For local businesses, yes. The reviews on a business’s Google Maps listing and the ones in its Google Search knowledge panel are the same set. People say “Google reviews,” “Google Maps reviews,” and “Google business reviews” for the same data.

6. Can I scrape Google Play Store reviews this way?

That is a different kind of review. Google Play Store reviews are app reviews on the Play Store, not business reviews on a Maps listing. The page layout and fields differ, but the same no-code approach applies: point the scraper at the app’s reviews page and describe the fields you want, like rating, review text, author, and date.

7. Why does my scraped review count not match the number on the listing?

A few normal reasons:
  • Scroll depth. If the scraper stopped before loading every batch, you get fewer reviews than the total shown.
  • Filtered or removed reviews. Google removes some reviews for policy reasons between the count updating and your run.
  • Reviews without text. Some entries are a star rating only, with no written review, so depending on what you collect, the rows may differ from the headline count.

8. Is there a free Google reviews scraper?

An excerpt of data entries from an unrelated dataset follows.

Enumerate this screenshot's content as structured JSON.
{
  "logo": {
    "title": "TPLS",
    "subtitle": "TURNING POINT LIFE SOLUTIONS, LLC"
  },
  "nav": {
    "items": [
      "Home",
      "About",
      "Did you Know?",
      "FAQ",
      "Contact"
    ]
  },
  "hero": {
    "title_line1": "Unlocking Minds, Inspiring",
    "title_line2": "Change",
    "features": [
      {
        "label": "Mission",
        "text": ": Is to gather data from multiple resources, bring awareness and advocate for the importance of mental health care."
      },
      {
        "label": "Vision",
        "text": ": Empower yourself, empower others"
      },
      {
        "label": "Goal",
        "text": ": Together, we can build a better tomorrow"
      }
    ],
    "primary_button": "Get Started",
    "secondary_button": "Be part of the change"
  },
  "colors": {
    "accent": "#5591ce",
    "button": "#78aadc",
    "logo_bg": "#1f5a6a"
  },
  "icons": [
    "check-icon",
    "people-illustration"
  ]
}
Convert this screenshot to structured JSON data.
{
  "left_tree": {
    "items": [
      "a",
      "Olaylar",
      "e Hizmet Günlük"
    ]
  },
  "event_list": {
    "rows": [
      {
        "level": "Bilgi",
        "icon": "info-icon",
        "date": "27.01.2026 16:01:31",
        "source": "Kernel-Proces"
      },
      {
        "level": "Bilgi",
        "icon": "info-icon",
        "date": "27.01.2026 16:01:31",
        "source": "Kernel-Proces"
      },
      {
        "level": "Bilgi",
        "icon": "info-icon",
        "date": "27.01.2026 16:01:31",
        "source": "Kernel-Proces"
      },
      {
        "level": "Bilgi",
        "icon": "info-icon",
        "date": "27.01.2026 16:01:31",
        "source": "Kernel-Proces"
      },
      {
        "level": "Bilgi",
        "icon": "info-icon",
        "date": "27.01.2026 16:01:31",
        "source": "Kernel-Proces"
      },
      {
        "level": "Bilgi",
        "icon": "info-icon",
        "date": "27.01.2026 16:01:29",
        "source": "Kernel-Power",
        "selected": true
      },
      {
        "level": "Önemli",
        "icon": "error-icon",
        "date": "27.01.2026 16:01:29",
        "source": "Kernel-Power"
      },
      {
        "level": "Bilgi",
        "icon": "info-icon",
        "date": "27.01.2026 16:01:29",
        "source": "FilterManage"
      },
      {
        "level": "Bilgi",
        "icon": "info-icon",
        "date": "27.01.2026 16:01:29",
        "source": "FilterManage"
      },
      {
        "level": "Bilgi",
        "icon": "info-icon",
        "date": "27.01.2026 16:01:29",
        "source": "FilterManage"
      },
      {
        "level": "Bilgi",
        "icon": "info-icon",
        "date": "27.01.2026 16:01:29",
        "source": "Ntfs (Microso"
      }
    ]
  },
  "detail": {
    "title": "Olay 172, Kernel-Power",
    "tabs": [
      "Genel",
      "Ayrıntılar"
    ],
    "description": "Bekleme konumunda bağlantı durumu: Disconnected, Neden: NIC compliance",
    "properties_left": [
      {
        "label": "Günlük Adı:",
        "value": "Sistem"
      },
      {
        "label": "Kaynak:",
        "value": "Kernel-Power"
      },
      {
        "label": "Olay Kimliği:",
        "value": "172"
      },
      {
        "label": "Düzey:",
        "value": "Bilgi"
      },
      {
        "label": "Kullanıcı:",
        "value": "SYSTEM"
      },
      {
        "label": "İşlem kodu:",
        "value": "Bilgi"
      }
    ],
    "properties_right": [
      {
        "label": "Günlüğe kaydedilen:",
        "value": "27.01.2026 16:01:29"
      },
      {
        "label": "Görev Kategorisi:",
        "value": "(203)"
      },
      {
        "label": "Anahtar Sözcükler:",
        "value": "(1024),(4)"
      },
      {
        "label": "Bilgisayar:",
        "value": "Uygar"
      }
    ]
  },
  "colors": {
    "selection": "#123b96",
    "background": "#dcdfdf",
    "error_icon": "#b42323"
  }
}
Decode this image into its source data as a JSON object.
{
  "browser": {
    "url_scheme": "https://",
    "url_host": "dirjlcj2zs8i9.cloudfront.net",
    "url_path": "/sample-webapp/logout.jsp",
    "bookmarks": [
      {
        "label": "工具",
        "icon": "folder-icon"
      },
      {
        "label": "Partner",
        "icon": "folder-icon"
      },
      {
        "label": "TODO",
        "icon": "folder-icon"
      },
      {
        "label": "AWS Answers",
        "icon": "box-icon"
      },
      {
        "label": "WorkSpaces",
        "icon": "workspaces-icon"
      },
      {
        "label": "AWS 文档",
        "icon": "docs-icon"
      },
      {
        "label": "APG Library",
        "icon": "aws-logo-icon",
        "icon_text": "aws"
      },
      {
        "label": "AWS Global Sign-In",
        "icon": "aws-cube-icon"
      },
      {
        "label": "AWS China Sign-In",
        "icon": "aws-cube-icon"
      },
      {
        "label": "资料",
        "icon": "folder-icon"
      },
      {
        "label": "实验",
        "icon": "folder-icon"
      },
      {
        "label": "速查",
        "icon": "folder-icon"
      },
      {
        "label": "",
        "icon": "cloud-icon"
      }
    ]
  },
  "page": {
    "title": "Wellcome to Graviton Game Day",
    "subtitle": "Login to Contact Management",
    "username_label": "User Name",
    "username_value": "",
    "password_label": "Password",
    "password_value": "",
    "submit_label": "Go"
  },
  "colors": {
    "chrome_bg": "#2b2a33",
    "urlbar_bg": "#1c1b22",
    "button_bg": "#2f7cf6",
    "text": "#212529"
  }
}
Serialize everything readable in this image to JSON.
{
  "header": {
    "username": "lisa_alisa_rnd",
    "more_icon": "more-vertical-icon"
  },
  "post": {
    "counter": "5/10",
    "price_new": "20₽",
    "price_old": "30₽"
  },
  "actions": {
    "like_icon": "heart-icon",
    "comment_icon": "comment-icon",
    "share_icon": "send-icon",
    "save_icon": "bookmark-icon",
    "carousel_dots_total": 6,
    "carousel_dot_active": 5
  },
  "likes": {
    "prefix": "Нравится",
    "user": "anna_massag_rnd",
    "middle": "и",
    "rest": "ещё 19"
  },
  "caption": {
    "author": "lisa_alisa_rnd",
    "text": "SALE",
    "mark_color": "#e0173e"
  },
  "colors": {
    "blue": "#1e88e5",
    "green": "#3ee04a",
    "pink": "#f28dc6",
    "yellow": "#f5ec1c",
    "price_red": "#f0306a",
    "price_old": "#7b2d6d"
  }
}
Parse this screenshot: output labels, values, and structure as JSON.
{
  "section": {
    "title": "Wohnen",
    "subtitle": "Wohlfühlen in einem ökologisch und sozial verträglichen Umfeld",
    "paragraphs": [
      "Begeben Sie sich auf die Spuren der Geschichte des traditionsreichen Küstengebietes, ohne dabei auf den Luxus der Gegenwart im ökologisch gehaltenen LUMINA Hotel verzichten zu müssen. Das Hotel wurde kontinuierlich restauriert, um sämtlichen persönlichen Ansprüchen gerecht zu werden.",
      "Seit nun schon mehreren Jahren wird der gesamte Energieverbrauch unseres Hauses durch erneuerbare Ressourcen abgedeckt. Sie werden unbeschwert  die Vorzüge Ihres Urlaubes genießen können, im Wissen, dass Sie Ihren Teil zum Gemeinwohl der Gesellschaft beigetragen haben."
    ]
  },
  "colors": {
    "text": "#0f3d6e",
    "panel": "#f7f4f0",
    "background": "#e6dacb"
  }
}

Some tools offer free tiers, fine for pulling reviews from one or two businesses. For collecting reviews across many listings on a schedule, paid tools are more practical. If you are starting out, Chat4Data begins at $10/month and you scrape just by typing what you want, with no setup to learn.

9. Can I scrape Google reviews with Python?

Yes. Common options include:
  • Libraries: Selenium or Playwright, since reviews load dynamically on scroll and a simple Requests call will not trigger that loading
  • Managed APIs: services that return reviews as structured data and handle the scrolling and anti-bot work for you
  • No-code alternative: Chat4Data, if you would rather skip the code entirely
Because reviews load on scroll, the plain Requests and BeautifulSoup approach usually is not enough on its own, which is why people reach for browser automation or a tool that handles it. Google’s Terms of Service restrict automated access to its services, but collecting publicly visible review data is widely practiced for reputation and market research, and courts have generally held that scraping public data is not inherently unlawful. Reviews are public, the same ones any visitor can read. One thing to keep in mind: review text and reviewer names can be personal data, so handle what you collect in line with privacy rules like GDPR where they apply. Review Google’s Terms of Service and consult a legal advisor for your specific situation.